Una de las experiencias más fascinantes, y también instructivas, de haber conocido a Bolaño en aquellos primeros días de su gloria universal ha sido comprobar cómo la imagen de un escritor va imponiéndose en sociedad al margen de sí misma y de sus trazas objetivas. Quiero decir que mi madre, al ver la foto del periódico donde salía "yo" con Bolaño, señaló la barbilla disminuida de mi acompañante fotográfico y dijo: Qué escuchimizado está este señor, ¿no? Bolaño, en aquellos días, en aquellas fotos -hay una en una solapa, hecha por su hijo Lautaro (según figura) que resulta espectacularmente inapropiada como vehículo promocional-, era un hombre menudo, encogido, vestido a la buena de dios y con una mirada modesta y hasta menor. Después -incluso a partir de esas mismas fotografías, ya digo- su imagen mundial ha devenido mítica; él, más alto; sus ojos -que en casi todas las fotos debían de estar mirando el mero suelo o algún autobús que pasara- alojan ahora el brillo de la leyenda; sus ropas improvisadas se han convertido en atuendo intencionado; sus cigarrillos parecen todos de marca francesa y su pelo despeinado nos sugiere algún empeño escultórico... Concluye uno que el estilo es desaliño + gloria. Incluso sólo gloria.

Por la noche, el premio Herralde se celebra con un cóctel y luego los directamente implicados en el evento convienen en cenar juntos a costa de don Jorge. Nuestra cena tuvo lugar en un sitio que creo que se llamaba -o llama- La balsa. O La báscula. O La barca.

No recuerdo nada de lo que pudo decir Roberto Bolaño, y sí algunas cosas de las que dijera Enrique Vila-Matas, que daría por sí solo para otro post memorial, ciertamente.

Acabé de copas en ese bar llamado Salambó, lugar al que no vino Roberto Bolaño, por lo que hemos de pasar sin mayores dilaciones a la Segunda Vez que vi a Roberto Bolaño (y última).

Fue en Madrid, un día de noviembre, en la presentación de nuestras dos novelas en el café Hispano de la Castellana. Recuerdo una conversación telefónica con la responsable de prensa en la que yo le preguntaba sobre el número de personas de mi entorno que podían asistir al acto. Oh, inocencia. Visto desde este 2013, en el que hay que zarandear todo el árbol genealógico para llenar la primera fila de sillas de una presentación, la pregunta parece ciertamente cándida.

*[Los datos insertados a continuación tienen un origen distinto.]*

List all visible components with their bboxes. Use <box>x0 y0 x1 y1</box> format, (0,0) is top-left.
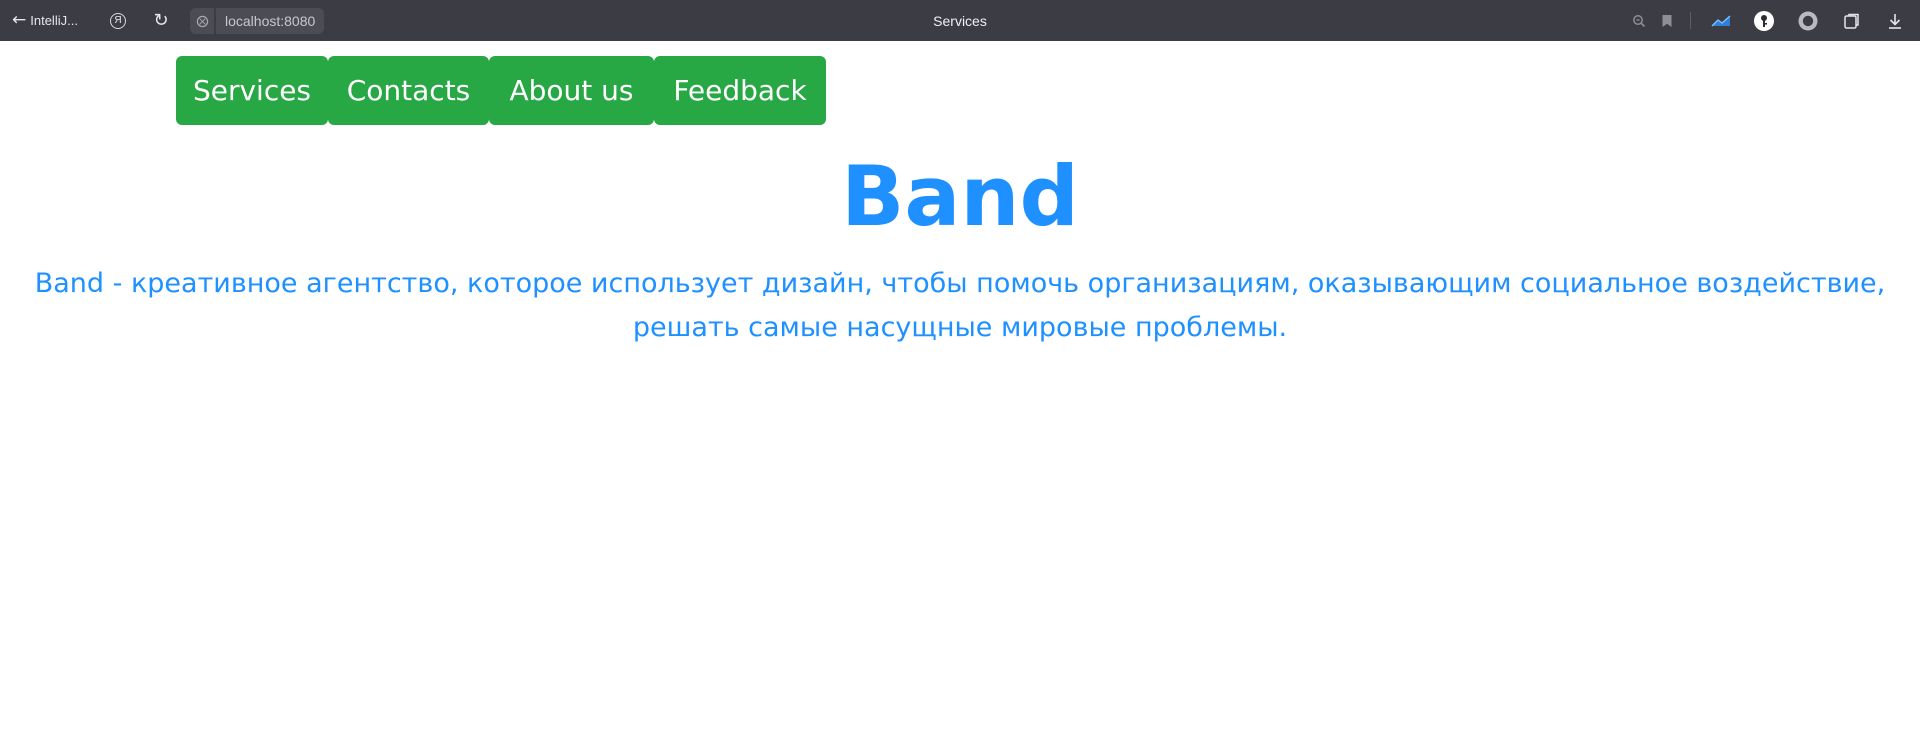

No lo era, pues la señorita en cuestión me dijo claramente que podía traer a diez personas.

Las conté.

El Bar Hispano es un local anchuroso, sobrio, decadente, muy pintón, donde a buen seguro caben cien personas muy apiñadas o setenta si se mantiene el decoro. En aquella presentación de Los detectives salvajes, primera que se hizo en España, habría como mucho treinta personas. Tengo fotos privadas donde se ve a mi hermano (lo cual para mí es bastante fuerte) sentado a una mesa con Roberto Bolaño (que para mi hermano, aún hoy, no es absolutamente nadie). En otras fotografías, se ve el estupendo embaldosado del bar del paseo de la Castellana, apreciable hasta en sus últimas junturas debido a la ausencia de todo tipo de asistente y sus pisadas.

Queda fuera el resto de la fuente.